The chart on the right is the Nasdaq 100 (QQQ), looking back to the early 1990's. The Dot.com bubble peaked in 2000 and tech stocks then proceeded to fall 90% in value over the next few years (nearly the same percentage as Silver's decline). Turning the page forward, the Tech stock rally over the past few years, has pushed it back to the levels it hit, at the Dot.com highs in 2000.
Last year Tech stocks had the chance to break above 2000 highs and at this time, looks to have failed. Now it appears that the NDX created a “Double Top” 15-years later.
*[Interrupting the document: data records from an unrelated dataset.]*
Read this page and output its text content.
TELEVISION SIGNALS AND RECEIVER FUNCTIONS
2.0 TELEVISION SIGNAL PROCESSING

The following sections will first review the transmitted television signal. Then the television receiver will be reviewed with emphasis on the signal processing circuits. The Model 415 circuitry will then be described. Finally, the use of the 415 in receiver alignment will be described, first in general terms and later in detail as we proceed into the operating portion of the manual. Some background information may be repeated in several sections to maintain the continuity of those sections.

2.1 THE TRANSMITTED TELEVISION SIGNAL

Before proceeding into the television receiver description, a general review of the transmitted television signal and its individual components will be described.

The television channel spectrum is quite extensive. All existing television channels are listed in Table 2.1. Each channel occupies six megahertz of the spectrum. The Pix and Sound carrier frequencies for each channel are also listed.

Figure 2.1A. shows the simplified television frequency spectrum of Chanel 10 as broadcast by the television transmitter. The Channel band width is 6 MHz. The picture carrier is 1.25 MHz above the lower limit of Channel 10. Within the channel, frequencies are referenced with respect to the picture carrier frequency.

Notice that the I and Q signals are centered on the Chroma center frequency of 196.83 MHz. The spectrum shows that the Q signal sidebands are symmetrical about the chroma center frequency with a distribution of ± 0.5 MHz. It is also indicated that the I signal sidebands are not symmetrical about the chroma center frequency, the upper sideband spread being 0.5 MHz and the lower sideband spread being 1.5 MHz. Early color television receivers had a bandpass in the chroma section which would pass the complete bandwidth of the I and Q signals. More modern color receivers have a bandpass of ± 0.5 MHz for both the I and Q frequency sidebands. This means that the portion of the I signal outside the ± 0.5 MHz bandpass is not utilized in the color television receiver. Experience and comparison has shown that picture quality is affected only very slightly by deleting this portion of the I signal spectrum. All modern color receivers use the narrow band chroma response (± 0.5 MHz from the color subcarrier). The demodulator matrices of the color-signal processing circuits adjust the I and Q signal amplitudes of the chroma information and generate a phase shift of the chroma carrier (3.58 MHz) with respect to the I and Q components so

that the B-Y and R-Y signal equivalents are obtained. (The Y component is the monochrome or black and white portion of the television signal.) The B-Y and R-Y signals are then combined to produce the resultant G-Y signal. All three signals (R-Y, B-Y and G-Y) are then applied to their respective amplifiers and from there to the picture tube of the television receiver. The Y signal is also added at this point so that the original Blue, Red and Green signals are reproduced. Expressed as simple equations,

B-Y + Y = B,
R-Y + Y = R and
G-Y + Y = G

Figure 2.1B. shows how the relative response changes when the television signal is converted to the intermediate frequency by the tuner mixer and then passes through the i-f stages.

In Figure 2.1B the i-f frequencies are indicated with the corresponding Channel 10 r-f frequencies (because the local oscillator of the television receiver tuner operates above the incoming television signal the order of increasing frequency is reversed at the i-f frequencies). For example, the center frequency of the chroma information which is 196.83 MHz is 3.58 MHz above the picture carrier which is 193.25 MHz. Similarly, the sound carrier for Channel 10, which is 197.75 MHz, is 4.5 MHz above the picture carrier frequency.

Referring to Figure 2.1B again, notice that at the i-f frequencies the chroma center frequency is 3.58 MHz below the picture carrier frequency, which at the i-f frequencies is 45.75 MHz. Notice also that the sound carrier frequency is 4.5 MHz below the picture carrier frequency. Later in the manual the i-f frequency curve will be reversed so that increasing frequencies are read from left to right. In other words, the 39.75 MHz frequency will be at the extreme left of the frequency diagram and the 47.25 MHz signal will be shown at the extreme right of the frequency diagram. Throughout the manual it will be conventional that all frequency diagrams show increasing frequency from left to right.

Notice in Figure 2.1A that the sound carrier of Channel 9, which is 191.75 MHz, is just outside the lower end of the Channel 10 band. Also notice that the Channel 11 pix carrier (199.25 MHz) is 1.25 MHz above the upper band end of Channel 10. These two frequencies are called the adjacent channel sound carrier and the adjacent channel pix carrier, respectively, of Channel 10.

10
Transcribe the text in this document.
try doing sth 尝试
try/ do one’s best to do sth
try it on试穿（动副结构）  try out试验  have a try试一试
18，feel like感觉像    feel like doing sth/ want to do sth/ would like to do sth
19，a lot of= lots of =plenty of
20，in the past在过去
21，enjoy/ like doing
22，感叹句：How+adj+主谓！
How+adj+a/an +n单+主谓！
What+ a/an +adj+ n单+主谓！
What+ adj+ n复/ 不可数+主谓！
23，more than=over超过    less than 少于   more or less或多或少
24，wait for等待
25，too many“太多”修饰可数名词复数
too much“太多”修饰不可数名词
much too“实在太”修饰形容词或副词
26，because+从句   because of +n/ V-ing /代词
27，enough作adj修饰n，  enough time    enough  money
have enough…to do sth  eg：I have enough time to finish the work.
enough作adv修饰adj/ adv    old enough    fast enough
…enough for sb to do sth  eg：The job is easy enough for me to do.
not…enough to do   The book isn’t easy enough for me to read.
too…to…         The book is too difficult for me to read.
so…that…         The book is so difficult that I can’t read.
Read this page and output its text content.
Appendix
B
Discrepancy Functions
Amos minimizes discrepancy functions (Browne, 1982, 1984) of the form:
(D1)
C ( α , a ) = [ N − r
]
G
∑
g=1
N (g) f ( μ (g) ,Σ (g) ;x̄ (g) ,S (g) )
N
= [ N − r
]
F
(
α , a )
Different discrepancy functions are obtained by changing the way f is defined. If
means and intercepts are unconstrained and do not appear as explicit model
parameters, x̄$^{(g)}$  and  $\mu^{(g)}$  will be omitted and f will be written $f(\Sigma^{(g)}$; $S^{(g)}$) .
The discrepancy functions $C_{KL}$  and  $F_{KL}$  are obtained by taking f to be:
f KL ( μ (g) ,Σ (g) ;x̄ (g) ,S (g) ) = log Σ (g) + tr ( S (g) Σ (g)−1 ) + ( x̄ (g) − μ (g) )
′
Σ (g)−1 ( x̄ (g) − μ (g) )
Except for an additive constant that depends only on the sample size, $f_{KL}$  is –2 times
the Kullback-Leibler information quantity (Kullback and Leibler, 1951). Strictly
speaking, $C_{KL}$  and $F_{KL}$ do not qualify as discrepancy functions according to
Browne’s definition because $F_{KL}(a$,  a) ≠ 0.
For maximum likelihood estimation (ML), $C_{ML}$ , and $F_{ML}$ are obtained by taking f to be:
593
Sellers stepped in when Silver double topped 30-years later, will sellers do the same in the NDX?
The Power of the Pattern in 2011 suggested that metals could fall for years to come, due to the double top in Silver and a topping pattern in the Swiss Franc (see post here).
If this is a “Double Top” in tech stocks, will they decline as much as Silver did? Humbly that is a great question, that will take some time to answer. We do know this; a potential double top in tech could be in place and support is breaking. Billions of free thinking people matter and how much selling could take place, is impossible to predict.
Due to this pattern in the NDX, Premium members are short the NDX, owning PSQ.